US college reaping reward from on-site power

US college Bowdoin in Maine has announced that a new steam turbine in the campus central heating plant is up and running.

In its first two nights of operating, the turbine produced 300 kilowatts, enough electricity to meet half of the north campus’s demand of 600 kilowatts, according to John Simoneau, Bowdoin’s capital projects manager.

And when the turbine was tested Friday, it produced 600kW, which met approximately 3% of the total electricity demand on the campus.

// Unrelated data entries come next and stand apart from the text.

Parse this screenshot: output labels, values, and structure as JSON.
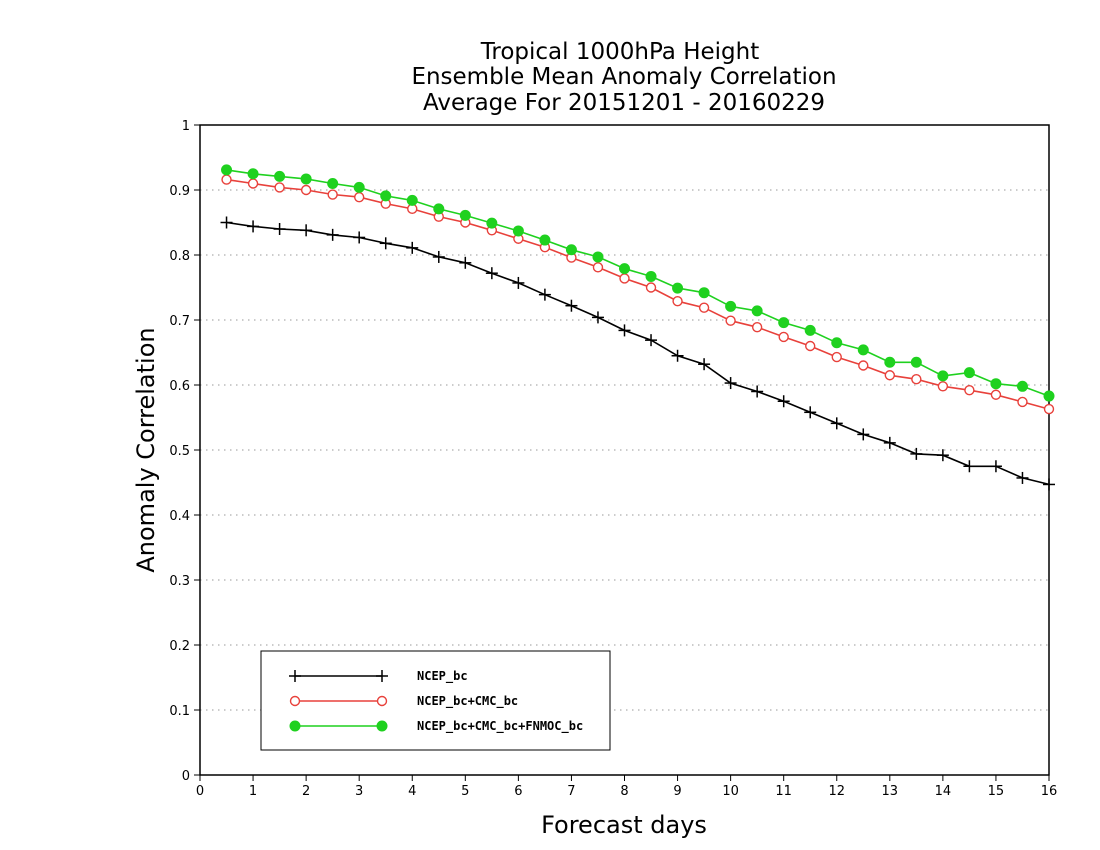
{
  "chart_data": {
    "type": "line",
    "title": [
      "Tropical 1000hPa Height",
      "Ensemble Mean Anomaly Correlation",
      "Average For 20151201 - 20160229"
    ],
    "xlabel": "Forecast days",
    "ylabel": "Anomaly Correlation",
    "xlim": [
      0,
      16
    ],
    "ylim": [
      0,
      1
    ],
    "xticks": [
      "0",
      "1",
      "2",
      "3",
      "4",
      "5",
      "6",
      "7",
      "8",
      "9",
      "10",
      "11",
      "12",
      "13",
      "14",
      "15",
      "16"
    ],
    "yticks": [
      "0",
      "0.1",
      "0.2",
      "0.3",
      "0.4",
      "0.5",
      "0.6",
      "0.7",
      "0.8",
      "0.9",
      "1"
    ],
    "grid": true,
    "legend_position": "bottom-left",
    "x": [
      0.5,
      1,
      1.5,
      2,
      2.5,
      3,
      3.5,
      4,
      4.5,
      5,
      5.5,
      6,
      6.5,
      7,
      7.5,
      8,
      8.5,
      9,
      9.5,
      10,
      10.5,
      11,
      11.5,
      12,
      12.5,
      13,
      13.5,
      14,
      14.5,
      15,
      15.5,
      16
    ],
    "series": [
      {
        "name": "NCEP_bc",
        "color": "#000000",
        "marker": "plus",
        "values": [
          0.85,
          0.844,
          0.84,
          0.838,
          0.831,
          0.827,
          0.818,
          0.811,
          0.797,
          0.788,
          0.772,
          0.757,
          0.739,
          0.722,
          0.704,
          0.684,
          0.669,
          0.645,
          0.632,
          0.603,
          0.59,
          0.575,
          0.558,
          0.541,
          0.524,
          0.511,
          0.494,
          0.492,
          0.475,
          0.475,
          0.457,
          0.447
        ]
      },
      {
        "name": "NCEP_bc+CMC_bc",
        "color": "#e8413b",
        "marker": "open-circle",
        "values": [
          0.916,
          0.91,
          0.904,
          0.9,
          0.893,
          0.889,
          0.879,
          0.871,
          0.859,
          0.85,
          0.838,
          0.825,
          0.812,
          0.796,
          0.781,
          0.764,
          0.75,
          0.729,
          0.719,
          0.699,
          0.689,
          0.674,
          0.66,
          0.643,
          0.63,
          0.615,
          0.609,
          0.598,
          0.592,
          0.585,
          0.574,
          0.563
        ]
      },
      {
        "name": "NCEP_bc+CMC_bc+FNMOC_bc",
        "color": "#1fd11f",
        "marker": "filled-circle",
        "values": [
          0.931,
          0.925,
          0.921,
          0.917,
          0.91,
          0.904,
          0.891,
          0.884,
          0.871,
          0.861,
          0.849,
          0.837,
          0.823,
          0.808,
          0.797,
          0.779,
          0.767,
          0.749,
          0.742,
          0.721,
          0.714,
          0.696,
          0.684,
          0.665,
          0.654,
          0.635,
          0.635,
          0.614,
          0.619,
          0.602,
          0.598,
          0.583
        ]
      }
    ]
  }
}
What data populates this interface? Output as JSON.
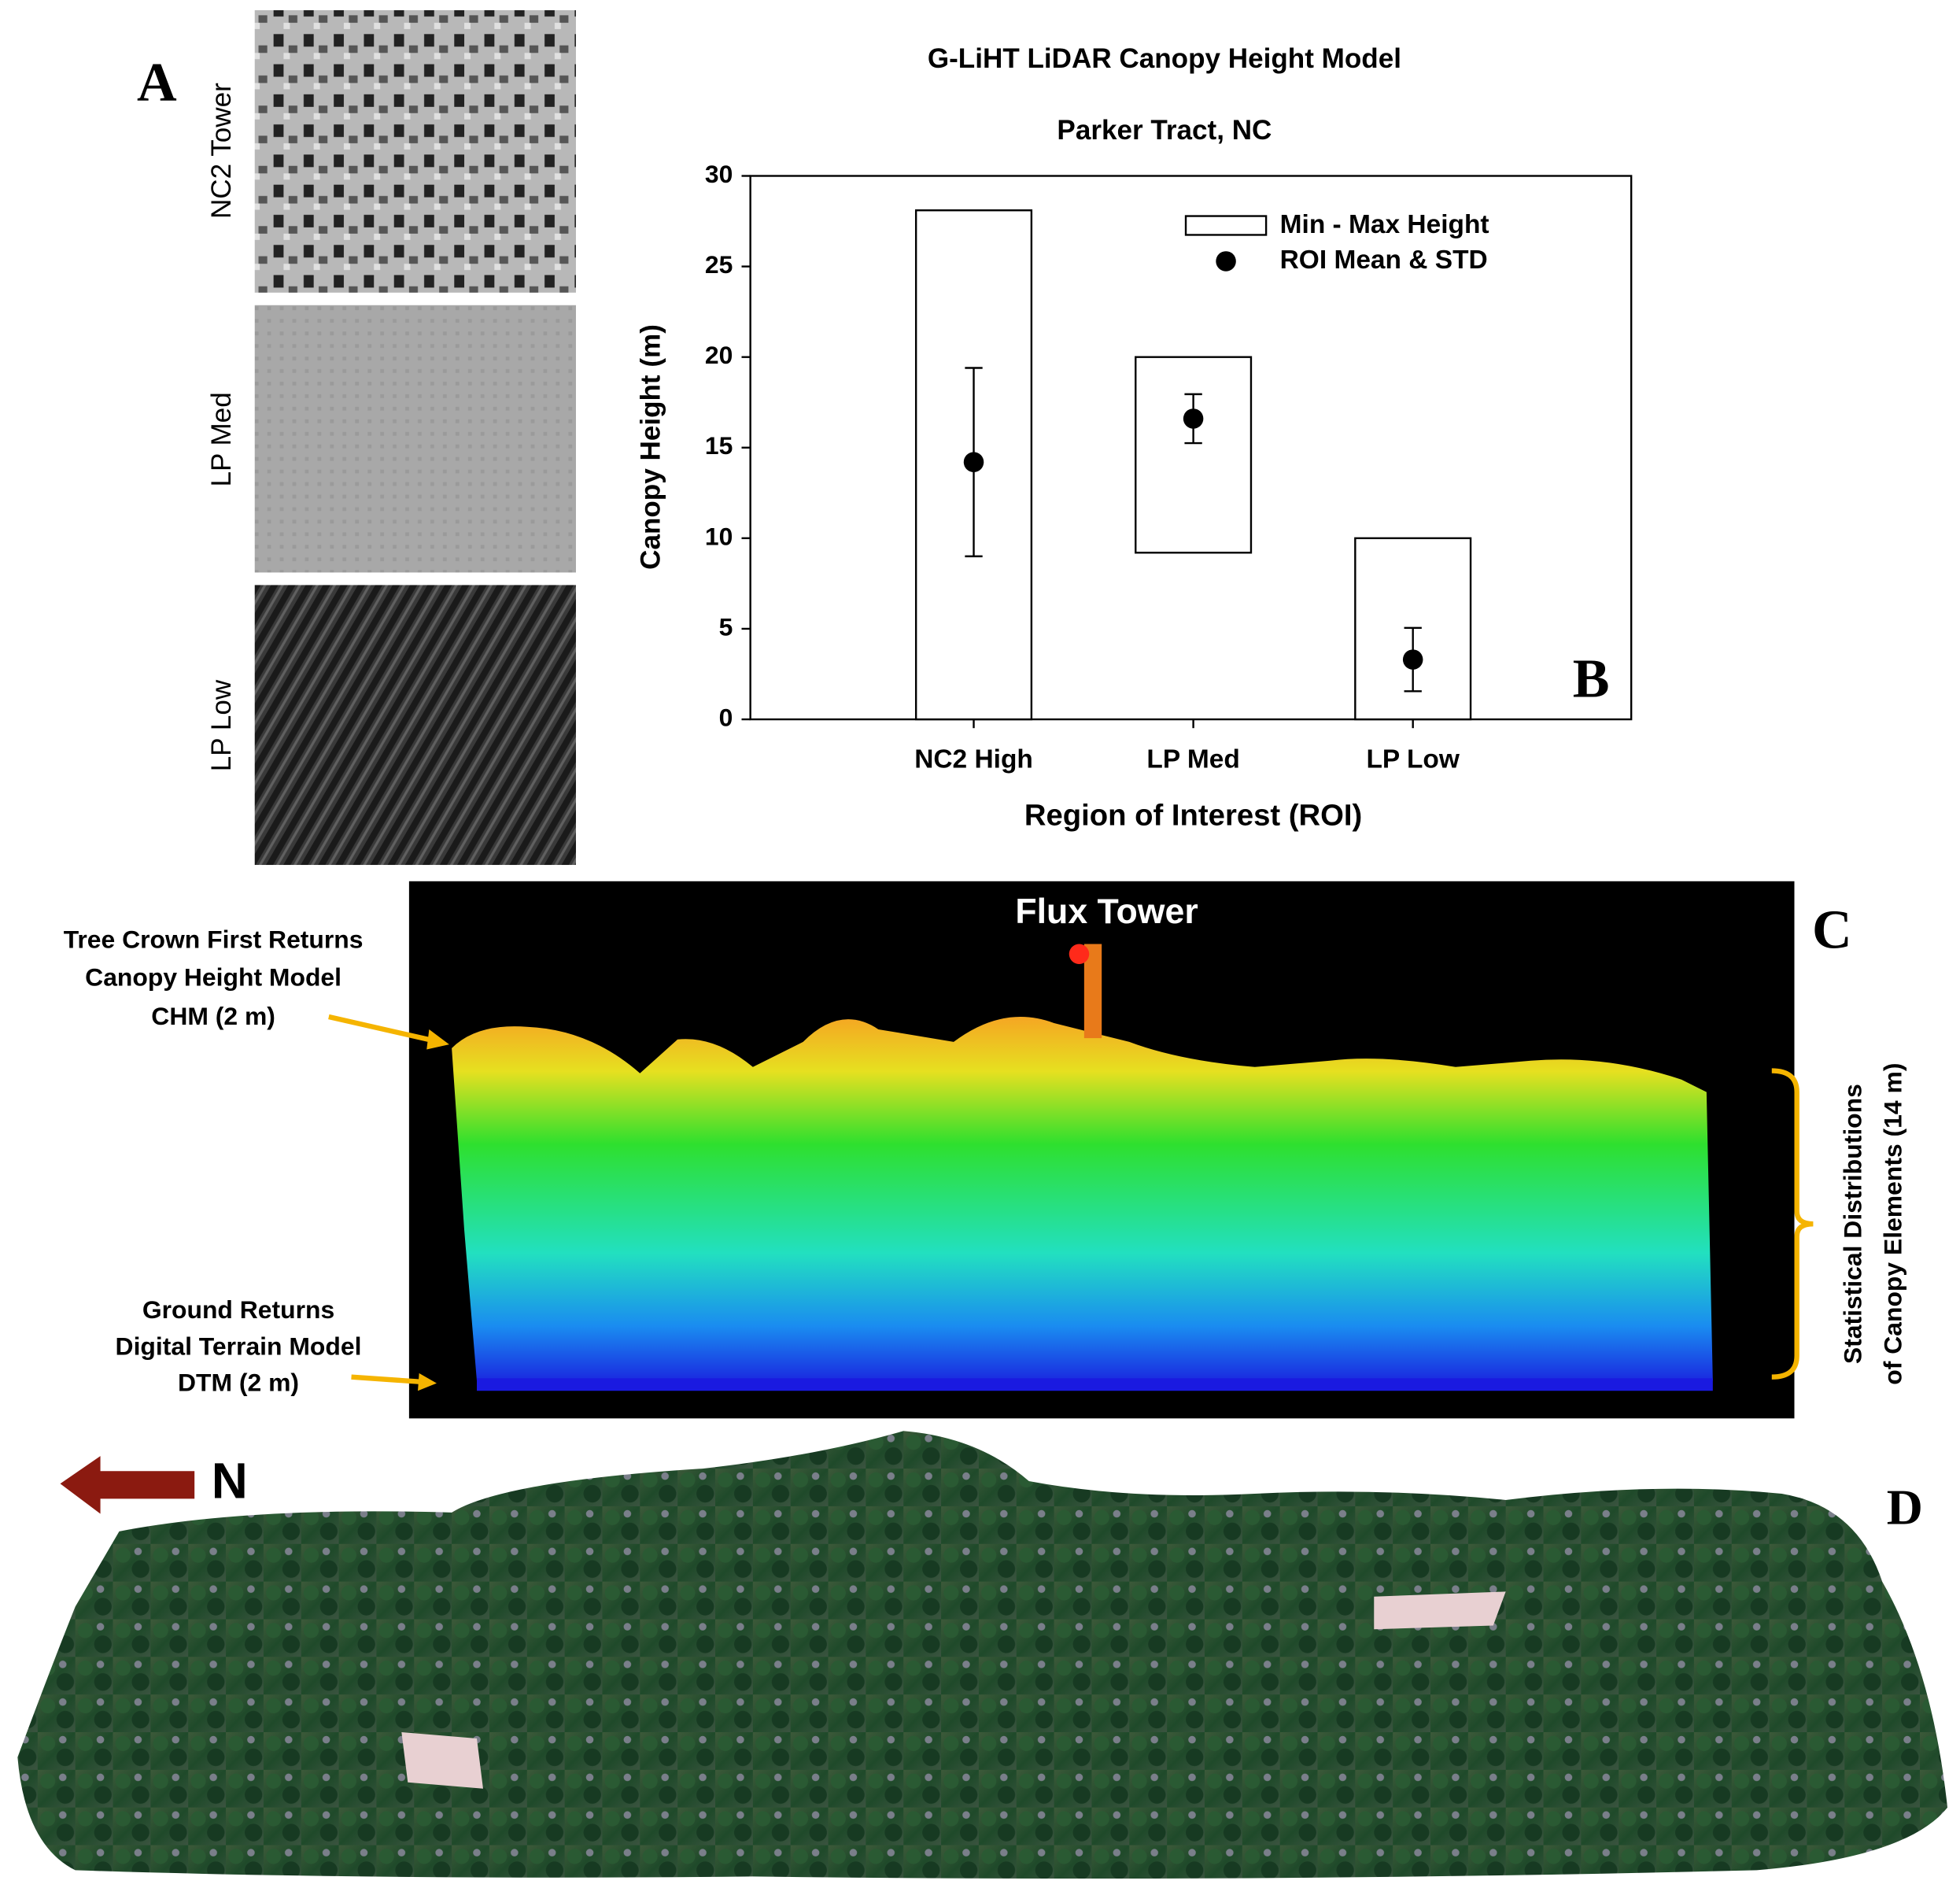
{
  "chart_data": {
    "type": "range",
    "title": "G-LiHT LiDAR Canopy Height Model",
    "subtitle": "Parker Tract, NC",
    "panel_label": "B",
    "x_label": "Region of Interest (ROI)",
    "y_label": "Canopy Height (m)",
    "categories": [
      "NC2 High",
      "LP Med",
      "LP Low"
    ],
    "series": [
      {
        "name": "Min - Max Height",
        "color": "#ffffff",
        "low": [
          0,
          9.2,
          0
        ],
        "values": [
          28.1,
          20,
          10
        ]
      },
      {
        "name": "ROI Mean & STD",
        "color": "#000000",
        "values": [
          14.2,
          16.6,
          3.3
        ],
        "errors": [
          5.2,
          1.35,
          1.75
        ]
      }
    ],
    "ylim": [
      0,
      30
    ],
    "yticks": [
      0,
      5,
      10,
      15,
      20,
      25,
      30
    ],
    "grid": false,
    "legend": "upper right"
  },
  "figure": {
    "panel_a": {
      "label": "A",
      "images": [
        "NC2 Tower",
        "LP Med",
        "LP Low"
      ]
    },
    "panel_c": {
      "label": "C",
      "title": "Flux Tower",
      "top_note": [
        "Tree Crown First Returns",
        "Canopy Height Model",
        "CHM (2 m)"
      ],
      "bottom_note": [
        "Ground Returns",
        "Digital Terrain Model",
        "DTM (2 m)"
      ],
      "side_note": [
        "Statistical Distributions",
        "of Canopy Elements (14 m)"
      ]
    },
    "panel_d": {
      "label": "D",
      "north": "N"
    }
  }
}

Total demand that morning was 1400kW.

The 630-kilowatt turbine generator skid and associated electrical equipment were lowered into the heating plant in late July 2011.

With higher steam demand, the turbine can produce up to 630 kilowatts.

The multi-phase project was made possible with the help of a $400,000 American Recovery and Reinvestment Act grant obtained through the Maine Public Utilities Commission.

The turbine is powered from steam that the college uses to heat the campus, so depending on the steam load, the turbine will produce between 100 kilowatts and 630 kilowatts.

It is projected to produce 1.7 million kilowatt hours annually, offsetting about 10% of the electricity that the college would have had to purchase.

The use of on-site power generation is estimated to reduce Bowdoin’s indirect carbon dioxide emissions by 700 tons annually. The college has pledged to become carbon neutral by 2020.